Let's assume $p$ is indeed a metric. Then we have a metric space $(X\times X,p)$ and a function $d:X\times X\to\mathbb R$, which we want to show is continuous with respect to $p$.
Let $(x,y)\in X\times X$ and $\varepsilon>0$. If $(x',y')\in X\times X$ then by definition, $$p((x,y),(x',y'))=d(x,x')+d(y,y').$$ We want to make $|d(x,y)-d(x',y')|<\varepsilon$ by forcing the above to be small enough.
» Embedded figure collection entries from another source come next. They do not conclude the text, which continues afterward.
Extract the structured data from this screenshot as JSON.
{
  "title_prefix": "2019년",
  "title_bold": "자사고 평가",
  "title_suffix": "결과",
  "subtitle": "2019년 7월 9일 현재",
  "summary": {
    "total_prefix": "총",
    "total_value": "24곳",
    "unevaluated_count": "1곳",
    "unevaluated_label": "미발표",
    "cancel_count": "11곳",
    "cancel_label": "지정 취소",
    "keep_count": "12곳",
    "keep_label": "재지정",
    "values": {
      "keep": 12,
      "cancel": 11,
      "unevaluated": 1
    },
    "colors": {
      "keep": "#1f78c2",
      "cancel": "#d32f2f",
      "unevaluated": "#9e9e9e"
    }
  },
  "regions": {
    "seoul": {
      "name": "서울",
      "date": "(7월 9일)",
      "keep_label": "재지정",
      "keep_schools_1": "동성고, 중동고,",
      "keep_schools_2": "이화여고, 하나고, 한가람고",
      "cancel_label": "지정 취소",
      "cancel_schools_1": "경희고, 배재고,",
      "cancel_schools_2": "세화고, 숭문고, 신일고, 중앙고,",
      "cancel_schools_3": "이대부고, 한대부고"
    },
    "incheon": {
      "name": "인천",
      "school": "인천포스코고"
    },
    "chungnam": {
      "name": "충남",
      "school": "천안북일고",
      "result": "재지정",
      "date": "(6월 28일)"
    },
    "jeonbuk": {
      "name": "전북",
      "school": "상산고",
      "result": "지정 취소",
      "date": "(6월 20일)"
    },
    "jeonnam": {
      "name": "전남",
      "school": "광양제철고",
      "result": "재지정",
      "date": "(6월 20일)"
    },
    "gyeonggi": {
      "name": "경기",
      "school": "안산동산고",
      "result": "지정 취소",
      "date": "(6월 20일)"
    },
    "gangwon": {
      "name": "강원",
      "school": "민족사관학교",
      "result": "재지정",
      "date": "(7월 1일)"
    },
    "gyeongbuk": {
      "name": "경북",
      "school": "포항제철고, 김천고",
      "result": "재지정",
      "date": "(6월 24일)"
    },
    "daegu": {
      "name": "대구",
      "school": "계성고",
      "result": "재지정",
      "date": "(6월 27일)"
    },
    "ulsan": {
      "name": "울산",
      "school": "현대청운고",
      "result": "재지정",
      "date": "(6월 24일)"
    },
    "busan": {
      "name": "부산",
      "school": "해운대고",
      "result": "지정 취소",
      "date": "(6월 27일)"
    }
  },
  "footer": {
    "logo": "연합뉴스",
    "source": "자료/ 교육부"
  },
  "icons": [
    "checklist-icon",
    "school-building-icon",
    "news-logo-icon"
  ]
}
If $p((x,y),(x',y'))<\delta$ then we know that both $d(x,x')<\delta$ and $d(y,y')<\delta$. This means that $$d(x,y)\le d(x,x')+d(x',y)<\delta+d(x',y)$$ and $$d(x',y)\le d(x',x)+d(x,y)<\delta+d(x,y)$$ and so $$|d(x,y)-d(x',y)|<\delta.$$ Similarly $|d(x',y')-d(x',y)|<\delta$. Thus, $$|d(x,y)-d(x',y')|\le|d(x,y)-d(x',y)|+|d(x',y)-d(x',y')|<2\delta$$ and we can choose $\delta=\varepsilon/2$.